The U.S. Department of Energy (DOE) has signed a cooperative agreement with Hydrogen Energy California LLC (HECA) to build and demonstrate a hydrogen-powered electric generating facility, with carbon capture and storage, in Kern County, California.
HECA, which is owned by Hydrogen Energy International, BP Alternative Energy, and Rio Tinto, plans to construct an advanced integrated gasification combined cycle (IGCC) plant that will produce power by converting fuel–a blend of 75% coal and 25% petroleum coke–into hydrogen and carbon dioxide (CO2). The hydrogen will be used to fuel a combustion turbine, enabling net generation of 250 megawatts (MW) of electricity.
DOE said approximately 90% of the CO2 produced from the gasification process, or about 2 million tons per year, will be transported via pipeline to the Elk Hills oilfield, less than four miles away. There it will be sequestered underground in existing oilfields. By choosing oilfields as the CO2 injection site, oil production is expected to increase in a process known as enhanced oil recovery (EOR). Sequestration is not slated to begin until 2016.
According to the California Governor’s Office, "This project . . . will not only create green jobs in construction, but it will avoid greenhouse gas emissions and further propel us toward a clean energy future."
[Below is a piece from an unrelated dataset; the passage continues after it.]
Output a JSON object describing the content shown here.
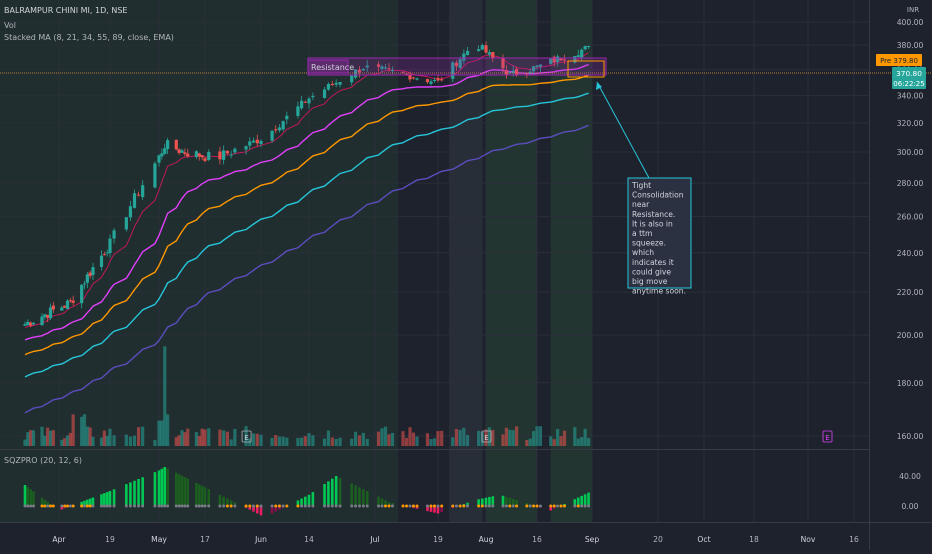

DOE said other benefits will be realized from the new-concept plant:
- The proposed plant will maximize use of non-potable water for its power production needs, preserving California’s limited fresh water sources.
- The new plant will boost the local economy by creating 1,500 construction jobs and 100 permanent operational positions.
- The project is part of the "so-called" Clean Coal Power Initiative (CCPI), a cost-shared collaboration between the federal government and private industry to increase investment in low-emission coal technology by demonstrating advanced coal-based power generation technologies prior to commercial deployment. The project will be cost-shared and administered by DOE’s Office of Fossil Energy and the National Energy Technology Laboratory.
The estimated capital cost for the project is approximately $2.3 billion. The federal cost-share is limited to $308 million, or just under 11% of the total project costs. The project consists of three phases: project definition (phase I), design and construction (phase II), and demonstration (phase III).
In February, the California Public Utilities Commission told Southern California Edison Company (SCE) that it would have to fund its own participation in HECA and could not pass the expense along to ratepayers.